By Rabbi Paul Jacobson
Seated in the basement of the northern New Jersey funeral home, the kindly funeral director’s personal question catches me off guard. “Where will you be working when you return to Sydney?”
“I won’t be. At least not for a little while.” I turn my attention back to the forms I am signing.
“Did it get to you?” he asks softly.
I gently place my pen on the table. Looking him squarely in the eye I admit, “Yes. Yes it did.” I offer him scant details of the past eighteen months, describing pieces of a journey through personal trauma that has left my wife and me completely exhausted, and brought me to the realization that I can no longer function effectively as a congregational rabbi.
“You’re really good, you know? I meet your congregants regularly and they have lovely things to say about you.”
“I know. Their regard for me means a lot. But you see it played out in this room all the time. Tragic losses. People who went to bed angry and never reconciled. No one writes as their epitaph, ‘I wish I had worked more.'”
The director nods.
“I can’t do this work any longer, or someone else will be signing forms for me.”
Approaching my first Rosh Hashanah as a congregant after thirteen years of being a “really good” rabbi, I have had to learn that being “really good” can have severe implications for our well-being. Thankfully, a few months removed from the congregational rabbinate, I find myself fortunate to be beginning 5780 from a place of stronger mental health. I endured a series of emotional breakdowns that required me to heal memories related to critical childhood events.

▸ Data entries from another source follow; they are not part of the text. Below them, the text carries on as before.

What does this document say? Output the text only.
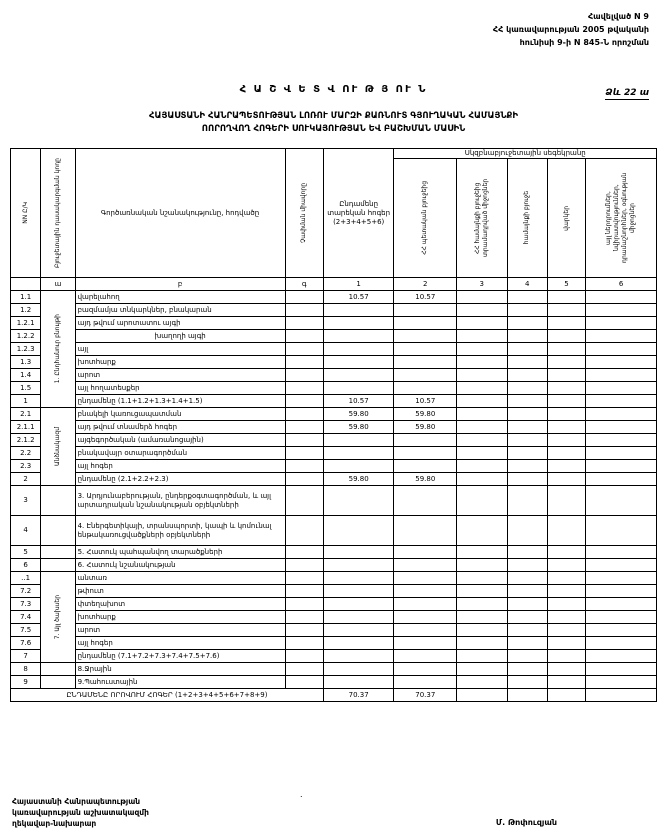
Հավելված N 9
ՀՀ կառավարության 2005 թվականի
հունիսի 9-ի N 845-Ն որոշման
Ձև 22 ա
Հ Ա Շ Վ Ե Տ Վ ՈՒ Թ Յ ՈՒ Ն
ՀԱՅԱՍՏԱՆԻ ՀԱՆՐԱՊԵՏՈՒԹՅԱՆ ԼՈՌՈՒ ՄԱՐԶԻ ՔԱՌՆՈՒՏ ԳՅՈՒՂԱԿԱՆ ՀԱՄԱՅՆՔԻ
ՈՈՐՈՂՎՈՂ ՀՈԳԵՐԻ ՍՈՒԿԱՅՈՒԹՅԱՆ ԵՎ ԲԱՇԽՄԱՆ ՄԱՍԻՆ
NN Ը/Կ	Բյուջետային դասակարգման կոդը	Գործառնական նշանակությունը, հոդվածը	Չափման միավորը	Ընդամենը տարեկան հոգեր (2+3+4+5+6)	Սկզբնաբյուջետային սեգեկրանը				

					ՀՀ պետական բյուջեից	ՀՀ համայնքի բյուջեից տրամադրված միջոցներ	համայնքի բյուջե	վարկեր	այլ ներդրումներ, նվիրատվություններ, դրամաշնորհներ, օգնության միջոցներ

	ա	բ	գ	1	2	3	4	5	6
1.1	1. Ընդհանուր բնույթի	վարելահող		10.57	10.57				
1.2		բազմամյա տնկարկներ, բնակարան							
1.2.1		այդ թվում արոտատու այգի							
1.2.2		խաղողի այգի							
1.2.3		այլ							
1.3		խոտհարք							
1.4		արոտ							
1.5		այլ հողատեսքեր							
1		ընդամենը (1.1+1.2+1.3+1.4+1.5)		10.57	10.57				
2.1	Անձնակազմ	բնակելի կառուցապատման		59.80	59.80				
2.1.1		այդ թվում տնամերձ հոգեր		59.80	59.80				
2.1.2		այգեգործական (ամառանոցային)							
2.2		բնակավայր օտարագործման							
2.3		այլ հոգեր							
2		ընդամենը (2.1+2.2+2.3)		59.80	59.80				
3		3. Արդյունաբերության, ընդերքօգտագործման, և այլ արտադրական նշանակության օբյեկտների							
4		4. Էներգետիկայի, տրանսպորտի, կապի և կոմունալ ենթակառուցվածքների օբյեկտների							
5		5. Հատուկ պահպանվող տարածքների							
6		6. Հատուկ նշանակության							
..1	7. Այլ ծախսեր	անտառ							
7.2		թփուտ							
7.3		փտեղախոտ							
7.4		խոտհարք							
7.5		արոտ							
7.6		այլ հոգեր							
7		ընդամենը (7.1+7.2+7.3+7.4+7.5+7.6)							
8		8.Ջրային							
9		9.Պահուստային							
ԸՆԴԱՄԵՆԸ ՈՐՈՎՈՒՄ ՀՈԳԵՐ (1+2+3+4+5+6+7+8+9)				70.37	70.37				
.
Հայաստանի Հանրապետության
կառավարության աշխատակազմի
ղեկավար-նախարար	Մ. Թոփուզյան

In congregational life, while lay leadership is empowered with overseeing legal and financial responsibilities, the rabbi is the go-to person attending to the pastoral and spiritual needs of the community. Members pay dues and offer contributions so that the rabbi will care for them, not the other way around. Organizational structures don’t often assume that rabbis require assistance too, and healing personal issues, whether physical, mental or emotional, is often a private and somewhat isolating affair. In some workplaces, it can prove damaging to our career if we disclose our struggles to our lay leaders or colleagues. Fallibility and vulnerability are potential pathways to expendability.
Not in my case.
In recounting my struggles, my wife and I received kindness, support, compassion, and deep empathy from friends, colleagues, and members of our community. I was told that I was courageous and brave for battling my wounds so openly. Already having engaged in twelve years of therapy, I was encouraged to seek additional assistance, and to ask for help from congregants and lay leaders when I needed coverage or didn’t feel capable of fulfilling my professional responsibilities. Rather than condemn or dismiss me, my leadership took time at the end of their own busy workdays, to meet with me regularly to address and reduce my stresses wherever possible. My wife and I received a tremendous outpouring of love. Our community bore witness to the depth of our humanity and they were there for us when we needed them most.

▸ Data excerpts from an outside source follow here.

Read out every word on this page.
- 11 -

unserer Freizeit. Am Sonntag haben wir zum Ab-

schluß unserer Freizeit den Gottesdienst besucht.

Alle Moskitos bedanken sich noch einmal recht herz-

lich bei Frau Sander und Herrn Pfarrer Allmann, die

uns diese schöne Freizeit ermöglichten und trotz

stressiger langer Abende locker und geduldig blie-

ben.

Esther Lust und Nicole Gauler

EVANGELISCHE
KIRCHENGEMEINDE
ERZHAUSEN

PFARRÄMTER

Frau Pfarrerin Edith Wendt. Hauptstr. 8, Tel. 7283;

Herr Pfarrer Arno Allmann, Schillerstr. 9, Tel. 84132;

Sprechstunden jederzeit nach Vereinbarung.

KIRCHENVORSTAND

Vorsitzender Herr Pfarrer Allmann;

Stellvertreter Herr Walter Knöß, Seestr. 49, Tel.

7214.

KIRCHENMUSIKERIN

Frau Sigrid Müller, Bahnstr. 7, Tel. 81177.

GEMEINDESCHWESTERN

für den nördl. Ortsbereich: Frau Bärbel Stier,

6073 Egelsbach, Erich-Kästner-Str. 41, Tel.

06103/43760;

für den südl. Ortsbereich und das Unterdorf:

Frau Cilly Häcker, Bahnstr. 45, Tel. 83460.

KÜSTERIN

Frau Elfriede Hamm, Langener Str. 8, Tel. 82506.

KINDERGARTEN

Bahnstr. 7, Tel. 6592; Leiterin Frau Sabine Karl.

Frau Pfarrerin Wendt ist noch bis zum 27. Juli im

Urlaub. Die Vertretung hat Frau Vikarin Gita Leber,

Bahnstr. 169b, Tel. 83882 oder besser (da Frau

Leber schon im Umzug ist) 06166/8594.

Far too often in the Jewish community, we become focused on the newest scandal, divisiveness over Israel, political affairs and mishaps, congregational mergers, balancing budgets, retaining members, and directing our attention toward the latest newfangled program that appears destined to attract that elusive category of people known as “the young and the unaffiliated.” We expect that our rabbis will deliver the most inspiring sermons, completely accurate Torah readings, insightful adult education programs, and that we will feel spiritually engaged all the time. When something or someone doesn’t live up to our standards, we are vociferous in presenting our perspectives. We become so conditioned to discussing what isn’t working that we rarely hear about what does work, let alone a story of a congregation that rallied to help save their rabbi’s life.
At what price do we expect our rabbis to be “really good?” Have we created the spaces and structures where Jewish professionals can reach out if they need to? Would we know how to help those whom we employ get appropriate care if an intervention became a necessity? Would we receive those whom we hire with the same depth of humanity and love that they receive us in our times of need?

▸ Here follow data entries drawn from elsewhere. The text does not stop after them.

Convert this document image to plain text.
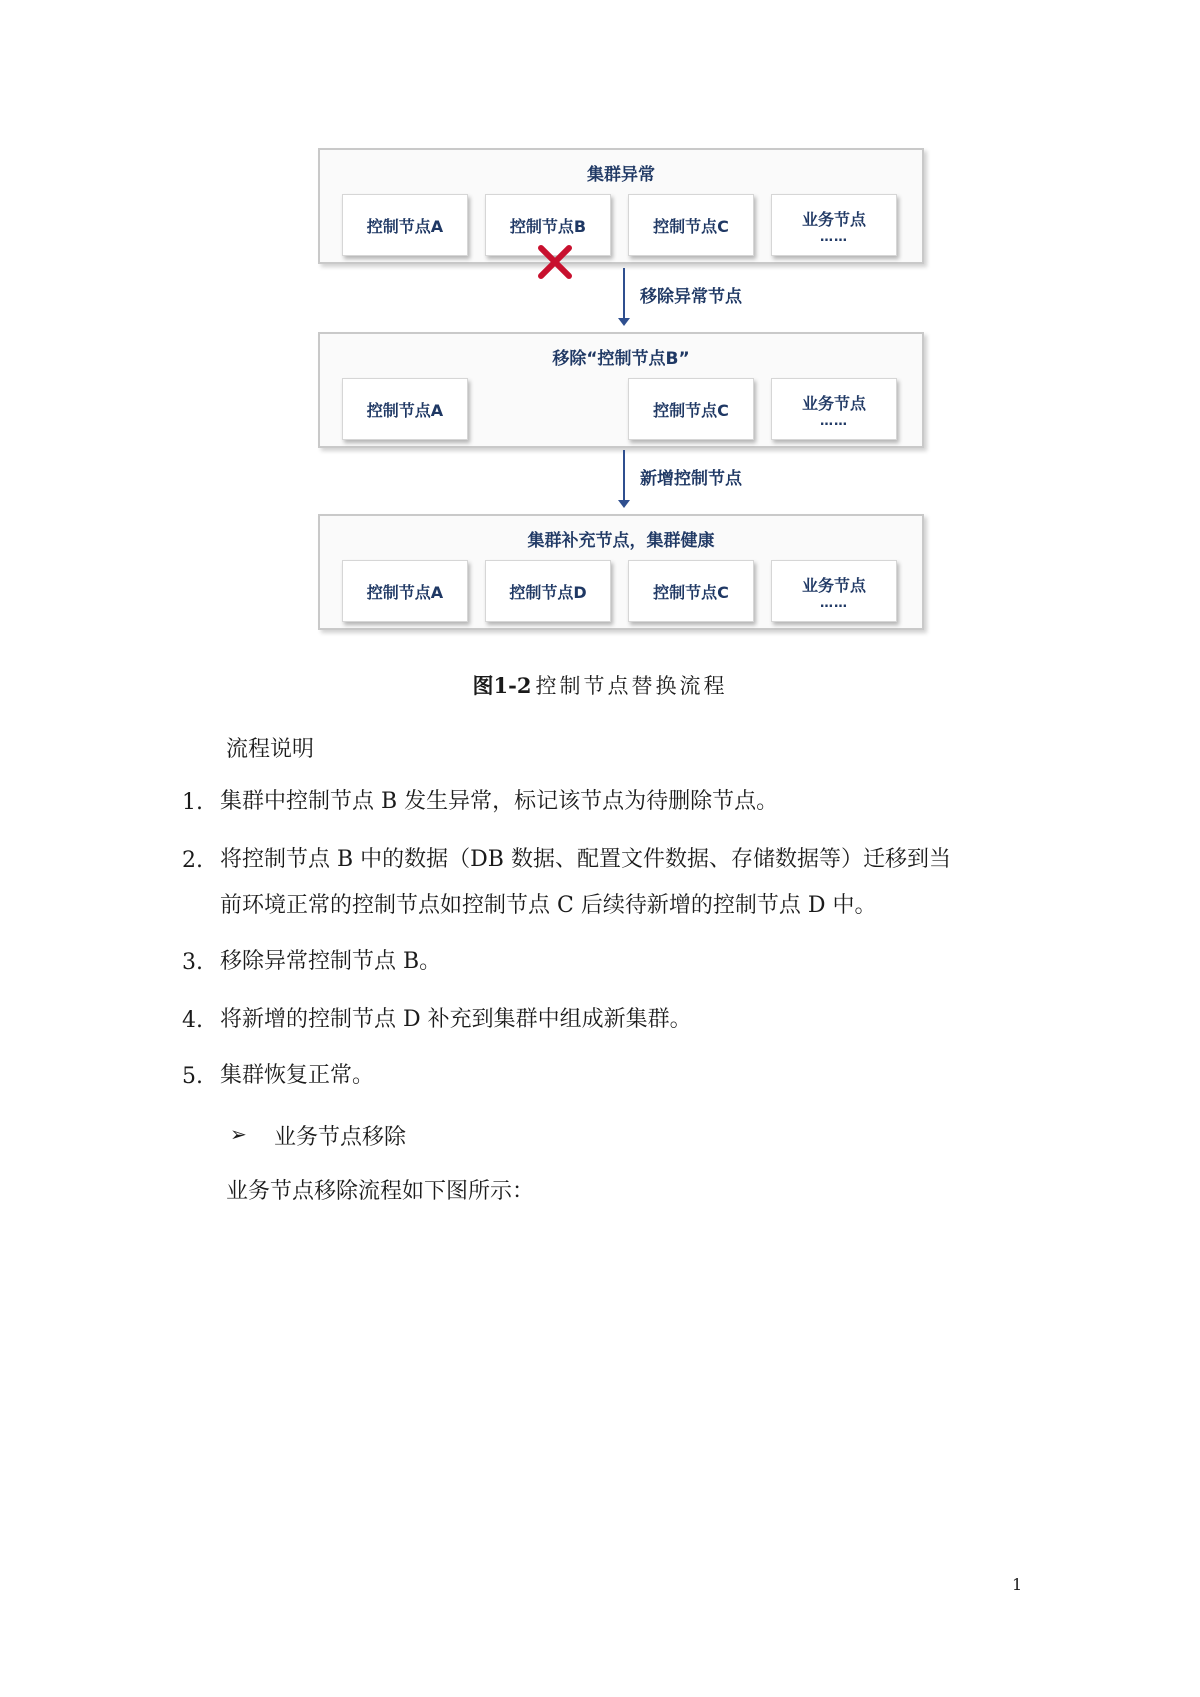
集群异常
控制节点A	控制节点B	控制节点C	业务节点
……
移除异常节点
移除“控制节点B”
控制节点A	控制节点C	业务节点
……
新增控制节点
集群补充节点，集群健康
控制节点A	控制节点D	控制节点C	业务节点
……
图1-2 控制节点替换流程
流程说明
1. 集群中控制节点 B 发生异常，标记该节点为待删除节点。
2. 将控制节点 B 中的数据（DB 数据、配置文件数据、存储数据等）迁移到当
前环境正常的控制节点如控制节点 C 后续待新增的控制节点 D 中。
3. 移除异常控制节点 B。
4. 将新增的控制节点 D 补充到集群中组成新集群。
5. 集群恢复正常。
➢ 业务节点移除
业务节点移除流程如下图所示：
1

The pressures of the congregational rabbinate are, by personal choice, a thing of the past for me. Twelve to fourteen hour days, sixty to eighty hour weeks, sometimes navigating five straight weeks without a day off and being out of the house at least four nights a week are no longer possible. By six or seven in the evening, my body tells me that I am done. For the first time in my life, I listen to my body for I came dangerously close to not having one.
For those of us who regard the rabbinate as a “sacred calling,” or fall prey in our own professions to the workaholic culture that plagues most of our society, we should remember that even the most wonderful job in the world is only a job. There is no weakness in walking away. We must come to know ourselves well enough to step away before it’s too late. We may not get a second chance. I’m lucky I did.
Rabbi Paul Jacobson served Emanuel Synagogue in Sydney, Australia from 2006-2013 and Temple Avodat Shalom in River Edge, New Jersey from 2013-2019. He lives with his family in Sydney.